Atlas es, en sí misma, la perfecta película de Netflix. Una sustanciosa inversión que canibaliza multitud de referencias a películas recientes y conceptos de relevancia actual, canalizados a través de un nombre importante, aquí el de la actriz y cantante Jennifer Lopez, para que alguien relevante figure en el póster. En el caso de la película de Brad Peyton, director de películas de catástrofes de aceptable éxito y muy vinculado a Dwayne Johnson, el revuelto de Pacific Rim, Iron Man, Avatar y Terminator es evidente: una analista de datos poco acostumbrada al campo de batalla debe valerse de una Inteligencia Artificial amiga para eliminar a otra IA, descontrolada y escondida en un planeta lejano y desconocido, con la que parece tener cierto lazo personal. Con esos engranajes, Atlas puede ser todo lo buena o lo mala que le permitan ser sus creadores, y la respuesta es… Netflix.
Si algo demuestra Atlas es que la etiqueta de “película de Netflix”, que ya es voz populi, puede ser tan terrible o no como la Inteligencia Artificial que debe detener Jennifer Lopez. Un público menos exigente o, hablando claro, sin ganas de complicarse demasiado la existencia, puede agradecer disponer de una película de ciencia ficción de aceptable escala sin tener que salir de casa. El primer problema que eso genera es que la propia Atlas parece asumir su naturaleza de superproducción de streaming diseñada precisamente por una inteligencia artificial, pisando el freno dramático allí donde debería aplicarlo y viceversa. Al final, ni J-Lo resulta especialmente adecuada para el papel de analista y científico brillante (por mucho que se ponga gafas) ni el film parece gestionar con algo de vergüenza su falta de personalidad y su voluntad de agradar a costa de vender su propia alma al algoritmo que la maneja.
El problema es que el relativo éxito de Atlas en las casas, difícilmente cuantificable por otro lado, sucede mientras tiene lugar el relativo fracaso de la notable Furiosa, otra superproducción de ciencia ficción, aunque esta vez en salas comerciales. El público de ambas parece haberse ya acostumbrado a disponer en su televisión de 65 pulgadas del título de rigor de Netflix y, en muy pocas semanas, de la misma Furiosa que ahora mismo muerde el polvo en cines, de modo que espera. Es un panorama un tanto desolador que, en realidad, no significa que se consuma menos cine, sino que éste se ve de otra manera, y que los responsables de ganar dinero con él van afrontando de manera más bien errática a costa de destrozar su propio tejido de negocio.

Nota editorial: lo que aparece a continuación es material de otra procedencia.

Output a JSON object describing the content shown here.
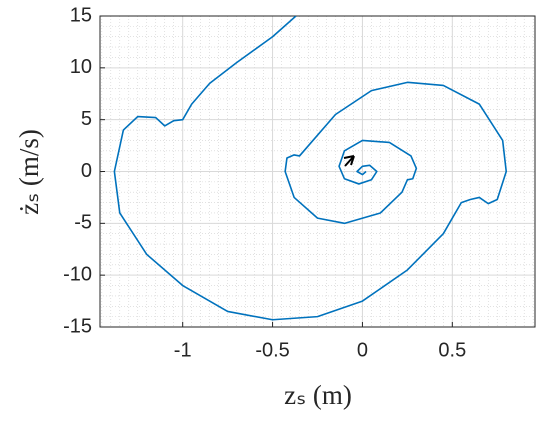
{
  "chart_data": {
    "type": "line",
    "x_label": "zₛ (m)",
    "y_label": "żₛ (m/s)",
    "x": [
      -0.37,
      -0.5,
      -0.7,
      -0.85,
      -0.95,
      -1.0,
      -1.05,
      -1.1,
      -1.15,
      -1.25,
      -1.33,
      -1.38,
      -1.35,
      -1.2,
      -1.0,
      -0.75,
      -0.5,
      -0.25,
      0.0,
      0.25,
      0.45,
      0.55,
      0.6,
      0.65,
      0.7,
      0.75,
      0.8,
      0.78,
      0.65,
      0.45,
      0.25,
      0.05,
      -0.15,
      -0.3,
      -0.35,
      -0.38,
      -0.42,
      -0.43,
      -0.38,
      -0.25,
      -0.1,
      0.1,
      0.22,
      0.25,
      0.28,
      0.3,
      0.27,
      0.15,
      0.0,
      -0.1,
      -0.13,
      -0.1,
      -0.02,
      0.05,
      0.08,
      0.04,
      0.0,
      -0.03,
      0.0,
      0.02
    ],
    "series": [
      {
        "color": "#0072bd",
        "values": [
          15,
          13,
          10.5,
          8.5,
          6.5,
          5,
          4.9,
          4.4,
          5.2,
          5.3,
          4,
          0,
          -4,
          -8,
          -11,
          -13.5,
          -14.3,
          -14,
          -12.5,
          -9.5,
          -6,
          -3,
          -2.7,
          -2.5,
          -3.1,
          -2.7,
          0,
          3,
          6.5,
          8.3,
          8.6,
          7.8,
          5.5,
          2.5,
          1.5,
          1.6,
          1.3,
          0,
          -2.5,
          -4.5,
          -5,
          -4,
          -2,
          -0.8,
          -0.7,
          0.3,
          1.5,
          2.8,
          3,
          2,
          0.5,
          -0.7,
          -1.2,
          -0.8,
          0,
          0.6,
          0.5,
          0,
          -0.3,
          0
        ]
      }
    ],
    "xlim": [
      -1.46,
      0.96
    ],
    "ylim": [
      -15,
      15
    ],
    "xticks": [
      -1,
      -0.5,
      0,
      0.5
    ],
    "yticks": [
      -15,
      -10,
      -5,
      0,
      5,
      10,
      15
    ],
    "grid": true,
    "minor_grid": true
  }
}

La experiencia de ver una película como Atlas, que quiere ser un taquillazo espectacular pero en realidad es una estirpe nueva de producto, un simulacro de tal cosa, se ve dominada por todo este panorama. El filme, en ocasiones una épica y enorme batalla de robots y explosiones, en realidad modula sus medios encerrando a J-Lo en una coraza durante casi una hora de película, para quizá compensar su entrega al consabido despliegue de efectos visuales que más tarde oscila entre lo espectacular y lo apresurado. Eso podría haber sido un gran punto de dominio cinematográfico pero, en realidad, solo es una circunstancia artificial de producción. Atlas no es, en absoluto, una película chapucera (peores cosas hemos visto dentro y fuera del streaming) pero sí una que no acaba de capitalizar bien sus dosis de espectáculo digital e intimismo y lo reduce todo al mínimo común denominador. Es decir, la perfecta película de Netflix.
Lo peor de la odisea, que resulta ciertamente entretenida a poco que uno le perdone su falta de rubor, es el exceso sentimental y la psicología barata que el guion —o, perdón, el algoritmo— impone en ciertos segmentos del relato. Ni Jennifer Lopez, por otro lado entregada al papel con entusiasmo, es capaz de resolverlos como, por ejemplo, una Jodie Foster quince años más joven, ni tampoco la película puede integrarlos hábilmente en la historia. La caracterización del villano es totalmente genérica (a lo que no ayuda el muy mediocre Simu Liu) mientras el filme desaprovecha absolutamente a los excelentes Mark Strong y Sterling K. Brown (que, por lo menos, se lleva la gran frase de la película). Atlas, que cita las leyes de la robótica de Isaac Asimov en su prólogo ya para quitárselas de en medio, son dos horas que se ven bien, pero en cierto modo arrojan un panorama un tanto triste para el aficionado a este tipo de filmes.